III.1. El recurso de hábeas corpus, ha sido instituido en el art. 18 de la CPE, como un recurso extraordinario que tiene por objeto restituir o restablecer, de forma inmediata y oportuna, la libertad física o de locomoción en los casos de que ésta haya sido ilegal o arbitrariamente amenazada, restringida o suprimida, por lo que podrán interponerlo quienes se consideren indebidamente perseguidos, detenidos, procesados o presos, demandando se guarden las formalidades legales.
A efecto de resolver el caso y toda vez que el recurrente sustenta su denuncia en el hecho de que invocada la cesación de la detención preventiva, apoyado en el art. 239 inc. 3) del CPP, por cuanto a su criterio hubieran transcurrido más de dos años y tres meses, los vocales recurridos se limitaron a confirmar la Resolución pronunciada por el Tribunal Segundo de Sentencia de El Alto que negó la cesación de la detención preventiva, sin considerar que se efectuó un mal cómputo, toda vez que se tomó en cuenta el tiempo que estuvo detenido como emergencia de un segundo proceso, o sea desde el 16 de marzo de 2003, transcurriendo desde la indicada fecha hasta la interposición de la solicitud del beneficio más de dos años y tres meses; no siendo correcto por ende computar desde el reinicio del primigenio proceso, en el que se dispuso nuevamente su detención preventiva el 30 de octubre de 2004; es menester remitirnos a lo establecido en la norma prevista en el art. 239 del CPP que establece los casos y las circunstancias que hacen procedente la cesación de la detención preventiva, estando entre ellos, el previsto en el inc. 3) que señala, que cesará la detención preventiva: “cuando su duración exceda de dieciocho meses, sin que se haya dictado sentencia o de veinticuatro meses sin que ésta hubiera adquirido la calidad de cosa juzgada”.
Respecto a la antedicha norma, la jurisprudencia constitucional en la SC 0037/2004-R, de 14 de enero, estableció lo siguiente: “El fundamento de la duración máxima de la prisión preventiva, se halla en la circunstancia de que el Estado tiene a su cargo la persecución penal, otorgándole para ello instrumentos que muchas veces se traducen en actos que importan el ejercicio de la fuerza pública en el orden personal y real.
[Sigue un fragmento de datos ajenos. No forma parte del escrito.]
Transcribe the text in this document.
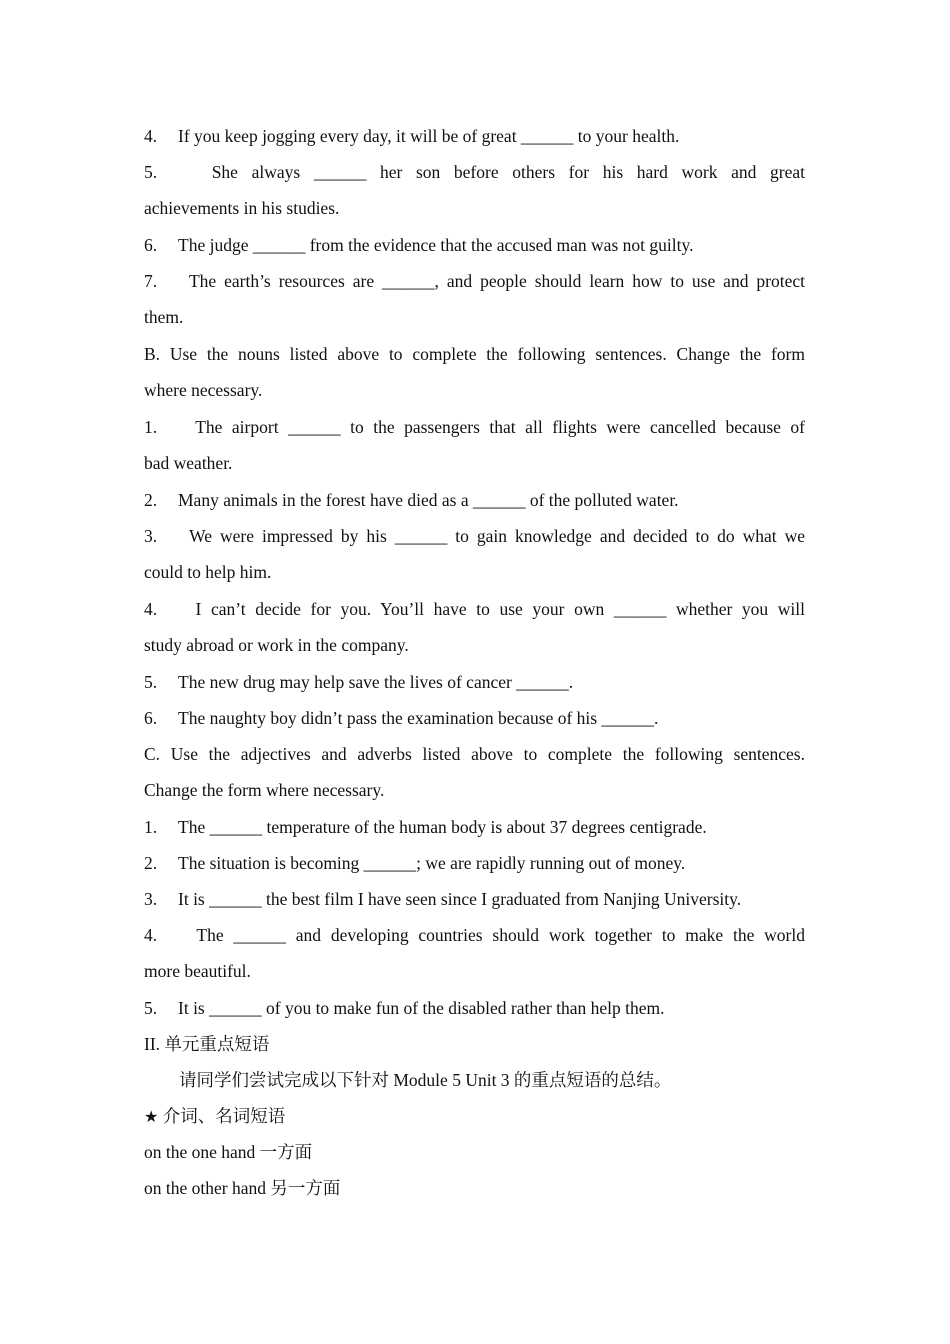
4. If you keep jogging every day, it will be of great ______ to your health.
5.	She always ______ her son before others for his hard work and great
achievements in his studies.
6. The judge ______ from the evidence that the accused man was not guilty.
7. The earth’s resources are ______, and people should learn how to use and protect
them.
B. Use the nouns listed above to complete the following sentences. Change the form
where necessary.
1. The airport ______ to the passengers that all flights were cancelled because of
bad weather.
2. Many animals in the forest have died as a ______ of the polluted water.
3. We were impressed by his ______ to gain knowledge and decided to do what we
could to help him.
4. I can’t decide for you. You’ll have to use your own ______ whether you will
study abroad or work in the company.
5. The new drug may help save the lives of cancer ______.
6. The naughty boy didn’t pass the examination because of his ______.
C. Use the adjectives and adverbs listed above to complete the following sentences.
Change the form where necessary.
1. The ______ temperature of the human body is about 37 degrees centigrade.
2. The situation is becoming ______; we are rapidly running out of money.
3. It is ______ the best film I have seen since I graduated from Nanjing University.
4. The ______ and developing countries should work together to make the world
more beautiful.
5. It is ______ of you to make fun of the disabled rather than help them.
II. 单元重点短语
请同学们尝试完成以下针对 Module 5 Unit 3 的重点短语的总结。
★ 介词、名词短语
on the one hand 一方面
on the other hand 另一方面
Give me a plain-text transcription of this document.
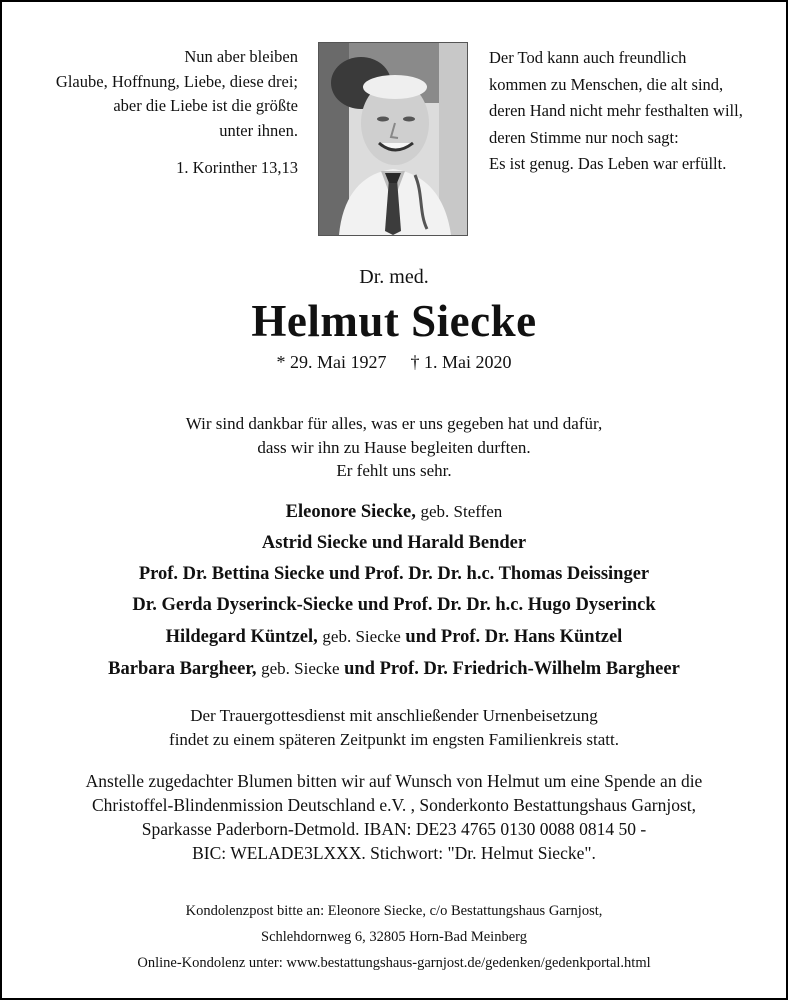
Nun aber bleiben
Glaube, Hoffnung, Liebe, diese drei;
aber die Liebe ist die größte
unter ihnen.
1. Korinther 13,13
Der Tod kann auch freundlich
kommen zu Menschen, die alt sind,
deren Hand nicht mehr festhalten will,
deren Stimme nur noch sagt:
Es ist genug. Das Leben war erfüllt.
Dr. med.
Helmut Siecke
* 29. Mai 1927 † 1. Mai 2020
Wir sind dankbar für alles, was er uns gegeben hat und dafür,
dass wir ihn zu Hause begleiten durften.
Er fehlt uns sehr.
Eleonore Siecke, geb. Steffen
Astrid Siecke und Harald Bender
Prof. Dr. Bettina Siecke und Prof. Dr. Dr. h.c. Thomas Deissinger
Dr. Gerda Dyserinck-Siecke und Prof. Dr. Dr. h.c. Hugo Dyserinck
Hildegard Küntzel, geb. Siecke und Prof. Dr. Hans Küntzel
Barbara Bargheer, geb. Siecke und Prof. Dr. Friedrich-Wilhelm Bargheer
Der Trauergottesdienst mit anschließender Urnenbeisetzung
findet zu einem späteren Zeitpunkt im engsten Familienkreis statt.
Anstelle zugedachter Blumen bitten wir auf Wunsch von Helmut um eine Spende an die
Christoffel-Blindenmission Deutschland e.V. , Sonderkonto Bestattungshaus Garnjost,
Sparkasse Paderborn-Detmold. IBAN: DE23 4765 0130 0088 0814 50 -
BIC: WELADE3LXXX. Stichwort: "Dr. Helmut Siecke".
Kondolenzpost bitte an: Eleonore Siecke, c/o Bestattungshaus Garnjost,
Schlehdornweg 6, 32805 Horn-Bad Meinberg
Online-Kondolenz unter: www.bestattungshaus-garnjost.de/gedenken/gedenkportal.html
Por ello, el Estado debe desenvolver su actividad en un tiempo determinado, colocando un límite al ejercicio de su actividad coercitiva, más aun cuando se trata de la privación cautelar de libertad. Esto no debe ser visto como una sanción por la omisión o la negligencia del órgano jurisdiccional, sino que se trata de una garantía de la libertad individual, expresión incontestable del principio de inocencia: si dentro de un determinado lapso el Estado no arriba a un título de ejecución penal, el imputado detenido preventivamente debe ser liberado”.